四歩目 小さな牙~前編~




♪ありがとう ここにいてくれて この暗い街で かけがえのない 小さな灯り♪



サイレンが、すぐそこで止まった。


ウィーン!ウィーン!ウィ!

赤と青の光が、周囲を不気味に染め始める。


(…ルナ、逃げるぞ)


月影の声が、頭の中で鋭く響いた。だが


「ま、待って…」


見下ろすと、足元にぴったりと体を寄せて、震えながら金色の瞳で私を見ている。

ガリガリでぼさぼさの毛並みが、胸の奥を締め付けた。

「…っ」

その小さな頭を、そっと撫でる。

荒れた毛。

震えが、指に伝わってくる。

涙が、ぽろりと頬を伝った。


「ごめん……」


茶虎の小さな頭を、掌で包むようにして、ゆっくり離した。

けど、離れまいと前足を伸ばして、私の足にすがる。

小さな爪が、薄汚れたコートに引っかかった。


みゃぅ~…


声が震えた。


お金さえ…あれば…

脳無しでさえ、なければ…


「…っ…ごめん、ね…」


想いを押し殺し、爪を取り…踵を、返した。


みゃぁ~


振り向かなかった。


素足が、木製の歩道にペタペタと音と血の跡を残す。

沈黙した人だかりを無造作に掻き分けていると…


(ごめん、通報したの俺なんだ……逃げてくれよ……)

『血まみれで歌うとか鳥肌立った』

(ねこに懐かれる子が悪いわけないだろ…俺が間違ってた)

『は? 猫が懐いただけで全肯定とかアホだろ』

(誰だ今暴言吐いた奴、特定班、頼んだ!)

(いやでも、ギャッハー団絡んでるっぽいしヤバくね?)

(ねこ可哀想すぎる…誰か拾ってやってくれ!漏れはもう飼えんにゃ!)

『血塗れの歌姫爆誕!』


少しだけ、胸が温かくなった…。

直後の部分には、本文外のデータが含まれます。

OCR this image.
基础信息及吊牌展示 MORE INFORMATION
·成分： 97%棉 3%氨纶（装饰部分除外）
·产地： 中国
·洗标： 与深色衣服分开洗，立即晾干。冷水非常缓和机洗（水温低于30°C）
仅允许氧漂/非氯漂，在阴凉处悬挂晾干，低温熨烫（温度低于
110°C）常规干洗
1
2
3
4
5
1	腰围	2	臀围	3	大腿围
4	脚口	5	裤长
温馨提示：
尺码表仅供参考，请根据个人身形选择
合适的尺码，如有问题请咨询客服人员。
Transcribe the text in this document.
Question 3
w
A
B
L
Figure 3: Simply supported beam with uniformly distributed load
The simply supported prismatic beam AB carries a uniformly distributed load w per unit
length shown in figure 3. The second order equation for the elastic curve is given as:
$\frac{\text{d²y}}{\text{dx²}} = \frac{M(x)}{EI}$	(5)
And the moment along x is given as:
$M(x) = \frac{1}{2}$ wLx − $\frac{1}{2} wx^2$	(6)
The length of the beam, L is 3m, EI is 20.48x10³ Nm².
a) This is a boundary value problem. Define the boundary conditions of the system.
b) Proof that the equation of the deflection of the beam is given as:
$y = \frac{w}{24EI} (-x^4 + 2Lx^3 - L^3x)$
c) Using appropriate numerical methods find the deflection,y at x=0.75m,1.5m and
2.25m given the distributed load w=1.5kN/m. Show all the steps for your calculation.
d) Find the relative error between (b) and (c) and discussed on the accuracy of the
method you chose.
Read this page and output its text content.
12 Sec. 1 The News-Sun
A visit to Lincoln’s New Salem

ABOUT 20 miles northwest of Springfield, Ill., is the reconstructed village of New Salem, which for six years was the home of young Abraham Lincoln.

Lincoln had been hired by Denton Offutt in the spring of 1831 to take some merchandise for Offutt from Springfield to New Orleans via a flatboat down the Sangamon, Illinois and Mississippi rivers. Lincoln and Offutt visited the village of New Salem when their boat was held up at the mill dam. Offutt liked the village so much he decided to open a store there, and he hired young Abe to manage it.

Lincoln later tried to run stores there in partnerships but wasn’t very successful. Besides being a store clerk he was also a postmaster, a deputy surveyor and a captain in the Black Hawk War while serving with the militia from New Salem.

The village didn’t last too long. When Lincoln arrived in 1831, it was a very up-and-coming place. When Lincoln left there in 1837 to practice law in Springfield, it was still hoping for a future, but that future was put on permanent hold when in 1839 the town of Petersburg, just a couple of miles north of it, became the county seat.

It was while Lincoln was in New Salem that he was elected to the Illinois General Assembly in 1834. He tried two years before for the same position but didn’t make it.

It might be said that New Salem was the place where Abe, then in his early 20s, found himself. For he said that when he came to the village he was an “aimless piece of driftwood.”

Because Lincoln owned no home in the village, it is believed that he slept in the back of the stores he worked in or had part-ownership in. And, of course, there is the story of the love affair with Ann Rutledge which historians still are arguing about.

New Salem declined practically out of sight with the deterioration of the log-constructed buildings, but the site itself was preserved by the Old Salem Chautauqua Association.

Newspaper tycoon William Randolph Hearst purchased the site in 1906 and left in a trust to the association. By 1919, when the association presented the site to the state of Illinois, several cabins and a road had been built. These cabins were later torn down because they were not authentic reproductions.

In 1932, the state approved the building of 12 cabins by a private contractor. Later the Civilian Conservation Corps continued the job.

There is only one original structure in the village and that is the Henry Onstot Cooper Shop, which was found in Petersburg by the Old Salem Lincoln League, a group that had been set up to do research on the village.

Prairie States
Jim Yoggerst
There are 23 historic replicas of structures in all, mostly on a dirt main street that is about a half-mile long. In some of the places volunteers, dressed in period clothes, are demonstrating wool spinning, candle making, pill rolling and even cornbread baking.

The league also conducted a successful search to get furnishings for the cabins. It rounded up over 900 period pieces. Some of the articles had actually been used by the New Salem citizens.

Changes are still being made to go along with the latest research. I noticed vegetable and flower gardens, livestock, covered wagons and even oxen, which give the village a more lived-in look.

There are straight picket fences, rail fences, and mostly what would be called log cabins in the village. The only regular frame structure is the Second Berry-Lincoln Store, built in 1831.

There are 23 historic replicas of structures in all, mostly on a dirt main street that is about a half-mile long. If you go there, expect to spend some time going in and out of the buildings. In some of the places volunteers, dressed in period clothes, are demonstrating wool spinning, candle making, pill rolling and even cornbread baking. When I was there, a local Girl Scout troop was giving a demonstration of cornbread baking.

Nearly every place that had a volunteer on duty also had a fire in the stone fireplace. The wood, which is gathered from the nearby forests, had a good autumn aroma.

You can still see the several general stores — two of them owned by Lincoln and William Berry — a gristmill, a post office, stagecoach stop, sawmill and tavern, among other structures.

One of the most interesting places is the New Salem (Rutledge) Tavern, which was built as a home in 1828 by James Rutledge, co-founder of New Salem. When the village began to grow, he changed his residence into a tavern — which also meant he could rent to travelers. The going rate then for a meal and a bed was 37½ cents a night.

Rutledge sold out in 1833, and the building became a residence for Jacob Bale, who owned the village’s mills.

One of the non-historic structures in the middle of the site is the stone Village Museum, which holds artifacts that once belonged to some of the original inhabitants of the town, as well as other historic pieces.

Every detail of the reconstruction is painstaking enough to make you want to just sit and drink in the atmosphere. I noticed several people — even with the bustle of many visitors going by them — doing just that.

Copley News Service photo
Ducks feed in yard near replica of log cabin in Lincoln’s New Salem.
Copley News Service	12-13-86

だが——


【動くな! 貴様を逮捕する!!】


拡張機の大音量が、路地に響いた。


人だかりが割れたその先に、ザザザッと、黒い壁が現れた。

5人、いや6人。


全員の目が、AIチップ特有の青白い光を放っている。

銃口が、ズラリと私に向けられる。

赤いレーザーの点が、血まみれのコートに散らばって踊った。


先頭の警官が、無表情で近付いて来た。


「傷害致死容疑で逮捕する。両手を上げろ、抵抗すれば射殺する」


(ほぉ、中々いい体だ。ガリガリなのに、…膨らみがある)

(ラッキー!連行してからじっくり遊べるだろ♪取調室空いてるよな?)

(は? まだガキだろ?こないだの色っぺぇ方が良かったがなw)

(前回みたいに泣かせて黙らせるか。抵抗したらネットにバラすって脅せば簡単だろ)

(あの白い肌、痕残ったら可愛いかも。写真撮って仲間内で回そうぜ)

(涎出が止まんねwさっさと逮捕だ逮捕!溜まってたんだよおらぁよぉ♪)


吐き気を催す。

頭の中で、冷たい計算が回り始める。


状況を分析。

敵は6人。

油断しきっている。

実戦経験、ゼロと判断。

更に油断させ、のこのこと近付いた悪魔の銃を奪い、股間を撃ち抜く。

ソレを盾に、残りを処理。

3秒で片を付けた場合…

成功率、98%

これはただの

害虫駆除。

息をするよりも簡単。


…!?


後方に回り込まれた気配!?

数は3~4

成功率…3%…

…どうする?

野次馬を人質に変更?

否、それではダメだ!

持久戦、勝率0%

なら一体…


(…落ち着け、ルナ)


月影?

(…奴等は撃てない)

何故?

(…そういうルールだからだ。冷静になれ)

月影の、その落ち着いた声で、目だけで周りを見てハッとした。

そうか、野次馬が居ては…けど…

もし、奴等が…逃げ出したら?


(…そうは、ならんさ…)


……解かった、それに賭ける。


「あっ……あの……私……投降……します……から、酷い事、しないで……」


両膝を付き、ゆっくり両手を上げた。

今にも泣き出しそうな上目遣いで。

悪魔が、にやりと口角を上げた。


(いいねぇ、そそられるぜ)


無表情を装ったまま、

悪魔が一歩、また一歩と近づき…

嫌らしい手付きで、私の肩に手を置く。

ゆっくり、指が鎖骨をなぞり、

胸元に近づいてくる。


今だ


指を曲げ、銃を握ろうとした——その瞬間


脳裏に…茶虎の怯えた表情が過ぎった。